Разбирая неудобства нашего хозяйства, я с намерением не упомянул крепостного состояния наших хлебопашцев. Их так называемое рабство было предметом многих довольно пустозвонных разглагольствований, показывающих часто совершенное неведение истинных потребностей России. Мы желаем законности и твердости в отношении помещиков к крестьянам, законность исключает прихоть владельца, а потому и то, что называют рабством. Рабство есть нехристианское понятие, и потому в христианском государстве существовать не может и никогда не существовало, но не в том дело. Не говоря уже о том, что, например, ремесленники в Англии едва ли не более наших крестьян заслуживают названия рабов, считаю долгом заметить, что многие несколько поспешно предлагаемые улучшения не только не уничтожают, но даже упрочивают рабство. Еще недавно в Мекленбурге (в стране, где позже всех других германских государств прекратилось крепостное состояние хлебопашцев), в соседстве Нейбранденбурга, было совершено убийство над особой помещика, убийство, сопровожденное ужасающими подробностями,— доказывающее ожесточение, которое мы не ожидаем найти в свободных людях… В Мекленбурге крестьяне, хотя и лично свободные, в сущности находятся в тесной зависимости оттого, что немногочисленные помещики того края как бы сговорились не принимать ни одного крестьянина, отошедшего от своего господина. Во время моего пребывания в Богемии мне не раз удавалось быть свидетелем притеснений свободных крестьян писцами помещичьими по так называемым патримониальным судам. Уже потому нам нельзя брать пример в этом отношении с иностранцев, что все наши учреждения, настоящие и будущие, имеют совершенно другой источник, другой характер.

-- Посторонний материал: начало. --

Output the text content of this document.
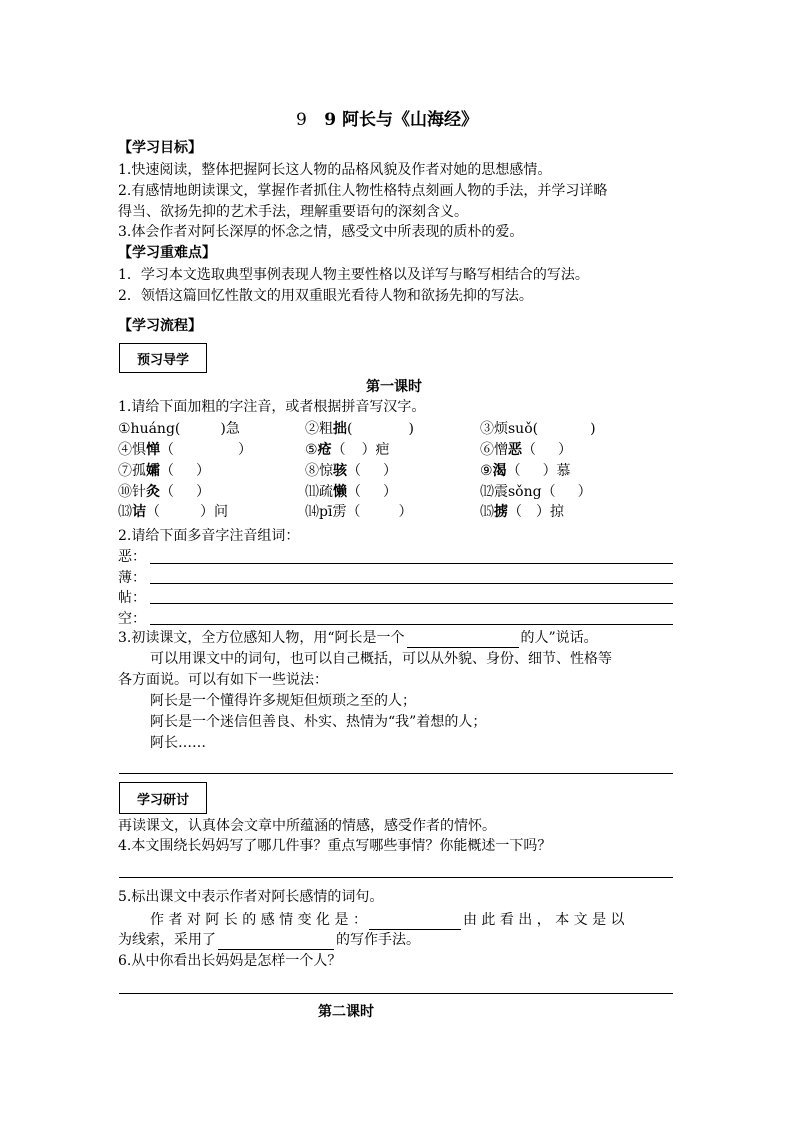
9 9 阿长与《山海经》
【学习目标】
1.快速阅读，整体把握阿长这人物的品格风貌及作者对她的思想感情。
2.有感情地朗读课文，掌握作者抓住人物性格特点刻画人物的手法，并学习详略
得当、欲扬先抑的艺术手法，理解重要语句的深刻含义。
3.体会作者对阿长深厚的怀念之情，感受文中所表现的质朴的爱。
【学习重难点】
1．学习本文选取典型事例表现人物主要性格以及详写与略写相结合的写法。
2．领悟这篇回忆性散文的用双重眼光看待人物和欲扬先抑的写法。
【学习流程】
预习导学
第一课时
1.请给下面加粗的字注音，或者根据拼音写汉字。
①huáng(	)急	②粗拙(	)	③烦suǒ(	)
④惧惮（	）	⑤疮（ ）疤	⑥憎恶（ ）
⑦孤孀（ ）	⑧惊骇（ ）	⑨渴（ ）慕
⑩针灸（ ）	⑾疏懒（ ）	⑿震sǒng（ ）
⒀诘（	）问	⒁pī雳（	）	⒂掳（ ）掠
2.请给下面多音字注音组词：
恶：
薄：
帖：
空：
3.初读课文，全方位感知人物，用“阿长是一个	的人”说话。
可以用课文中的词句，也可以自己概括，可以从外貌、身份、细节、性格等
各方面说。可以有如下一些说法：
阿长是一个懂得许多规矩但烦琐之至的人；
阿长是一个迷信但善良、朴实、热情为“我”着想的人；
阿长……
学习研讨
再读课文，认真体会文章中所蕴涵的情感，感受作者的情怀。
4.本文围绕长妈妈写了哪几件事？重点写哪些事情？你能概述一下吗？
5.标出课文中表示作者对阿长感情的词句。
作 者 对 阿 长 的 感 情 变 化 是 ：	由 此 看 出 ， 本 文 是 以
为线索，采用了	的写作手法。
6.从中你看出长妈妈是怎样一个人？
第二课时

Между русским ‘миром’ и русским старостою и немецкой Gemeinde и немецким Schulze разница огромная, тем не менее справедливо, что изучение форм земледельческого быта в Германии может быть чрезвычайно полезно, так же как и изучение науки земледелия, дошедшего в чужих краях до высокой степени совершенства.
Много нам придется услышать предложений насчет улучшения крестьянского быта, много предстоит затруднений, хотя бы, например, насчет учреждения суда и судебного порядка в крестьянских общинах, а также и насчет усовершенствования их внутренней администрации. Замечу кстати, что этот недостаток определенного судебного порядка весьма понятен: семейные отношения по духу своему не определяются законом, а отношения наших помещиков к крестьянам так были сходны с семейными… Далее с вопросом о будущности земледельческого класса сопряжено много других равно важных вопросов: о будущности, о значении нашего дворянства и т. д. Кроме того, что нашему дворянству вручены судьбы наших хлебопашцев и что, следовательно, нашим помещикам предстоит разрешить великую задачу о будущности крестьян, собственный их быт должен измениться. Прежнее, для крестьян и для владельцев равно бесполезное, проживание дворян в своих имениях должно будет уступить место положительной деятельности, желанию и умению усовершенствовать состояние хозяйства, потому что до сих пор многие помещики, не имея положительных сведений о сущности и потребностях земледелия, часто прибегали к эмпирическим мерам и потом при неизбежной неудаче упадали духом.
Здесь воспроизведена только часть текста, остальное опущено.